A pergunta "o que é ser um pai?" é um problema para todo neurótico, bem como para qualquer sujeito em sua experiência infantil. Além de ser uma forma de aproximar-se da questão do significante paterno, tal pergunta aponta para algo que não devemos esquecer: trata-se de que os sujeitos se convertam, eles também, em pais. Contudo, o que significa ser pai ninguém pode dizer: "é o jogo jogado com o pai, jogo de quem perde ganha2, se assim posso dizer, que por si só permite à criança conquistar o caminho por onde nela será depositada a primeira inscrição da lei" (Lacan, 1956-1957/1995, p. 214). Aqui se coloca o fato de que a castração permite passar do falo como objeto imaginário para o falo como objeto simbólico, o qual o menino pode conceber que lhe será dado um dia: ganha quem perde.
A assunção do signo da posição viril masculina implica como ponto de partida a castração, diz Lacan, afirmando que isso é o que nos ensina a noção freudiana do Édipo. A castração, por sua vez - se nos remetemos ao quadro das operações da falta, que Lacan (1956-1957/1995) monta ao longo desse seminário - , é uma operação simbólica que tem por objeto o falo imaginário e cujo agente é o pai real. Assim, no tocante à assunção da posição sexual do sujeito, o pai real, como agente da castração, exerce função.

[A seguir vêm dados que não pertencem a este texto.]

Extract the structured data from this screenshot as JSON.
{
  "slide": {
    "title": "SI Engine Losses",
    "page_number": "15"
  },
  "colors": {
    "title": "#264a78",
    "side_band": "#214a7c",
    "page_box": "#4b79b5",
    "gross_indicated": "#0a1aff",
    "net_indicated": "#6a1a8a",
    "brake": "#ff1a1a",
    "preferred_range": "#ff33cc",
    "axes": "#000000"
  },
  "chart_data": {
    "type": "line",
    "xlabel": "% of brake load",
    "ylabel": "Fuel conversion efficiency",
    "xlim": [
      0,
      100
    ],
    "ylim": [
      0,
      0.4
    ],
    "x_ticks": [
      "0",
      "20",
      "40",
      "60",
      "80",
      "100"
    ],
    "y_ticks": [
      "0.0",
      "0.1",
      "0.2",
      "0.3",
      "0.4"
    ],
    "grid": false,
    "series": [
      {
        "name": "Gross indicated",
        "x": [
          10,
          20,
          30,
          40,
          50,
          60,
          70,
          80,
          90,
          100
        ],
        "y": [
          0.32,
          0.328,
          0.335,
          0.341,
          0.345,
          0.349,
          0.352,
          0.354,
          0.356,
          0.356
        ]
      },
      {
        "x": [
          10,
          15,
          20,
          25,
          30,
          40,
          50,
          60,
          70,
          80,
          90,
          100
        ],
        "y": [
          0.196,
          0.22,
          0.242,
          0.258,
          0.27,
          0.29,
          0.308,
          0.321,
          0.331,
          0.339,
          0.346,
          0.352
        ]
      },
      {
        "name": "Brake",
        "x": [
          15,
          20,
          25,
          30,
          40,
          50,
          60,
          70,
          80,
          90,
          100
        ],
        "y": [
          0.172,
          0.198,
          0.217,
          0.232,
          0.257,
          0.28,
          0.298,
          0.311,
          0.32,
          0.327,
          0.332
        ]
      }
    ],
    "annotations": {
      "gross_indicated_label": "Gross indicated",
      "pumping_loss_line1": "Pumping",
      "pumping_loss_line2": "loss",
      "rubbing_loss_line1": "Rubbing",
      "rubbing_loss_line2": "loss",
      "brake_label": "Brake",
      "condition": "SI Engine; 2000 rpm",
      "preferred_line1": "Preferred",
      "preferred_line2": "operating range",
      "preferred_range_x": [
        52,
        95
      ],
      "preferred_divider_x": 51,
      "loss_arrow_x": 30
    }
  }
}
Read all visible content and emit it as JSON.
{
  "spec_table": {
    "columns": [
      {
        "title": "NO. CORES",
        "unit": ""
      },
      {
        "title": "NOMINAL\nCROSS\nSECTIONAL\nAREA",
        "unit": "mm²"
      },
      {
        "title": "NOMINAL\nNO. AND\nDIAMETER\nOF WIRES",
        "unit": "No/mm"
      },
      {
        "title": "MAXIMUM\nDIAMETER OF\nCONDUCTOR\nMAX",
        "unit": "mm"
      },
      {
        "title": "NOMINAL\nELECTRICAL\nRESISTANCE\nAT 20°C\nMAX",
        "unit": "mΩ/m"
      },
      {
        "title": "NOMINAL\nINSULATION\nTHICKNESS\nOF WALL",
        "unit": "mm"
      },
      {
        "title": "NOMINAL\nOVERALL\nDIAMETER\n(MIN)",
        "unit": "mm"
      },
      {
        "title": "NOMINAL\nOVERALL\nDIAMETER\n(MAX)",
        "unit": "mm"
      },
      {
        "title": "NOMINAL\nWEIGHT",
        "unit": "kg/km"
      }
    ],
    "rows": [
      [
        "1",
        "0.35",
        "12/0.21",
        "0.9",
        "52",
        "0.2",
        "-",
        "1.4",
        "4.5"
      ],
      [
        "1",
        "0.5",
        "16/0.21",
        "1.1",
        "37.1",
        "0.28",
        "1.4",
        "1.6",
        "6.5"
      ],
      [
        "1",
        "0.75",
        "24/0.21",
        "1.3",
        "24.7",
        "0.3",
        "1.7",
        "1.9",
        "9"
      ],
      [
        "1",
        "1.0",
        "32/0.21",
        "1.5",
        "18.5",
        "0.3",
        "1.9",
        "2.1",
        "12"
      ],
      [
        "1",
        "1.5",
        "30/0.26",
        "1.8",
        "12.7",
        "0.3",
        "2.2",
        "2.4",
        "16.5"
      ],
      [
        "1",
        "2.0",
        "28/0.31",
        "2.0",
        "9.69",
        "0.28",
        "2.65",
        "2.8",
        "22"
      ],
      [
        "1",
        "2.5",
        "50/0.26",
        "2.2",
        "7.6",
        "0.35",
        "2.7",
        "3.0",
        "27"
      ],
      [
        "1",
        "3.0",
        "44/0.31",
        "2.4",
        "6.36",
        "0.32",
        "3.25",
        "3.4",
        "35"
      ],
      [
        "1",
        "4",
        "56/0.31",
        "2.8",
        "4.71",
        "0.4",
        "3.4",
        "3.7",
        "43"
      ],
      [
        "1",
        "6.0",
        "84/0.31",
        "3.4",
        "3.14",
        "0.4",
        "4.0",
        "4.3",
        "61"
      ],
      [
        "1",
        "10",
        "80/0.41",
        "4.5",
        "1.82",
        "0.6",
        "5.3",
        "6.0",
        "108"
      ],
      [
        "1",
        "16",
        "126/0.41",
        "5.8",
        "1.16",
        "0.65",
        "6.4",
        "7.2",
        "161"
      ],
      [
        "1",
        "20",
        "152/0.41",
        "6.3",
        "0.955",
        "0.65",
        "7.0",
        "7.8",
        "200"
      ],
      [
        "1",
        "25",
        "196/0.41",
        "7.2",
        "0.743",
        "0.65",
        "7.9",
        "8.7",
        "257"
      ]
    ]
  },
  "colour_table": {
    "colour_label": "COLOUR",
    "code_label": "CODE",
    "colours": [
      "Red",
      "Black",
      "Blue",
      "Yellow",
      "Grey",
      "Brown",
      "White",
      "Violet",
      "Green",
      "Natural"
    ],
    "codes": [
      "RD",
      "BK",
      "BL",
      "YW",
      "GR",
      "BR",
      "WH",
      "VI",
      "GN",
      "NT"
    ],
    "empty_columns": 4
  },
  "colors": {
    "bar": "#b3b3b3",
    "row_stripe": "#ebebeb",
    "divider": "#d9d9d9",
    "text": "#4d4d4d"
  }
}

No que se refere ao pai simbólico, o único que poderia responder a essa posição "é aquele que poderia dizer, como o Deus do monoteísmo: Eu sou aquele que sou" (Lacan, 1956-1957/1995, p. 214). Essa frase, contudo, ninguém pode pronunciá-la. A prova disso, Lacan diz encontrarmos em Freud, mais precisamente em "Totem e tabu". Os filhos tiveram que matar o pai como ser para demonstrar que matá-lo era impossível; em outras palavras, para conservá-lo como significante, para eternizá-lo como o pai da origem.
Lacan (1956-1957/1995) situa as instâncias do pai simbólico, do pai imaginário e do pai real como enlaçadas: uma não se dá sem a outra, é preciso as três para que tenham consistência e suas funções sejam efetuadas. O pai simbólico somente se alcança com uma construção mítica. O pai imaginário se refere à dialética da agressividade e da idealização através da qual o sujeito acede à identificação com o pai. Além disso, está integrado na relação imaginária, que é suporte das relações com o semelhante. O pai imaginário é, ainda, o pai terrorífico e/ou onipotente das experiências neuróticas. E, por ser imaginário, fantasmático, não tem obrigatoriamente qualquer relação com o pai biológico ou seu eventual substituto. Por outro lado, conforme aponta Lacan, a instância do pai real dificilmente é captada pelo menino, justamente em função da interposição dos fantasmas e da necessária relação simbólica. Entretanto, é ao pai real que Lacan confere função destacada no complexo de castração, pois essa operação está sempre vinculada à sua incidência.
Em um tempo constitutivo anterior à entrada no complexo de castração, o menino oferece-se como o falo para a mãe, pois deseja o desejo do Outro e percebe o falo como o centro do desejo materno. Em uma relação imaginária, o menino assegura à mãe que pode satisfazê-la, preenchê-la completamente em relação ao que lhe falta. Essa situação é estruturante, porém dá lugar à angústia quando, caindo em sua própria armadilha, o infante vê-se confrontado com a hiância que há entre corresponder a uma imagem e ter algo a oferecer. Essa situação sem saída em que se encontra o menino tem como consequência o complexo de castração.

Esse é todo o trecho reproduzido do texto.